Angkara murka meraja.
Demikianlah para manusia setengah dewa yang merasa lebih beragama dari siapapun dan mengira bahwa Tuhan adalah sama dengan apa yang dipikirkannya, kembali berulah.

Dengan pola yang sama, mereka melakukan keahlian yang lama telah dilatihnya.
Begitulah para pengecut, mereka senang dan bangga bersembunyi pada amuk dan marah massa agama. Mereka bersiap melepas seluruh azab durjana.

Luhut Panjaitan bukanlah Ahok. Namun sama dengan Ahok, luhut sedang membantu orang baik.
Kesalahan takdirnya adalah dia dipercaya dan sangat dekat dengan Jokowi.

Kedua, dia juga seorang minoritas yang menjadi pejabat di negara yang sedang sakit.

Itu sudah lebih dari cukup menjadi alasan bagi lahirnya kegilaan kronis stadium 4.
Ketika badai bencana datang, mereka, para gila kronis memiliki mata dan telinga berbeda.

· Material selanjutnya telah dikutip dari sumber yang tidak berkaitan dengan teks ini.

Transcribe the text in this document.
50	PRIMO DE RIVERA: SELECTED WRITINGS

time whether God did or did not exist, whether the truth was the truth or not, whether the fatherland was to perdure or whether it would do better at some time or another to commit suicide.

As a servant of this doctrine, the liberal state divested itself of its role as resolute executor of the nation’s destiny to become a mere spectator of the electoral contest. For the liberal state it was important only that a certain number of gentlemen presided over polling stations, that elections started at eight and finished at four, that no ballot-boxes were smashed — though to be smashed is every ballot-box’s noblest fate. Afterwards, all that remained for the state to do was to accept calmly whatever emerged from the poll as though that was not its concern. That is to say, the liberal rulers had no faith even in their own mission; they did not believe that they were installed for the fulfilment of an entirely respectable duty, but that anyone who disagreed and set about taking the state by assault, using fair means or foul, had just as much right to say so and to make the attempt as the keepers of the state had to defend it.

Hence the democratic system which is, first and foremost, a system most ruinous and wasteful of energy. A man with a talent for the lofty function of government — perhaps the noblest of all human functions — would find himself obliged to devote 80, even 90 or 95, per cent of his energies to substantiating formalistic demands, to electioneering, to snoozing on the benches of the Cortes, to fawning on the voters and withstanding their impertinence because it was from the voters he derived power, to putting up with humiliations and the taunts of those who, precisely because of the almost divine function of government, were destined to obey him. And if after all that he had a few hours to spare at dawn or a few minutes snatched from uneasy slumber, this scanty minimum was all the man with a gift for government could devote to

Cara mereka mendengar dan melihat, sungguh tidak seperti kebanyakan. Bukan duka tapi suka cita merambat masuk ruang benak dimana setan kebencian menyambut dengan riuh tawa dan gelak.
Narasi tumpahnya darah minoritas mereka koyakkan pada rasa dada yang sudah sesak akibat bencana hanya demi membela rekan yang terancam.

Ancaman pada rekan adalah tanda bagi angkara dilepas. Kebencian diumbar seolah darah demi marah mayoritas kini berbau harum dan becita rasa.
Tanda sudah dilepas, kebencian kembali dihadirkan, peristiwa Ahok beberapa tahun lalu dipantik demi nyala kemarahan sudah dimulai.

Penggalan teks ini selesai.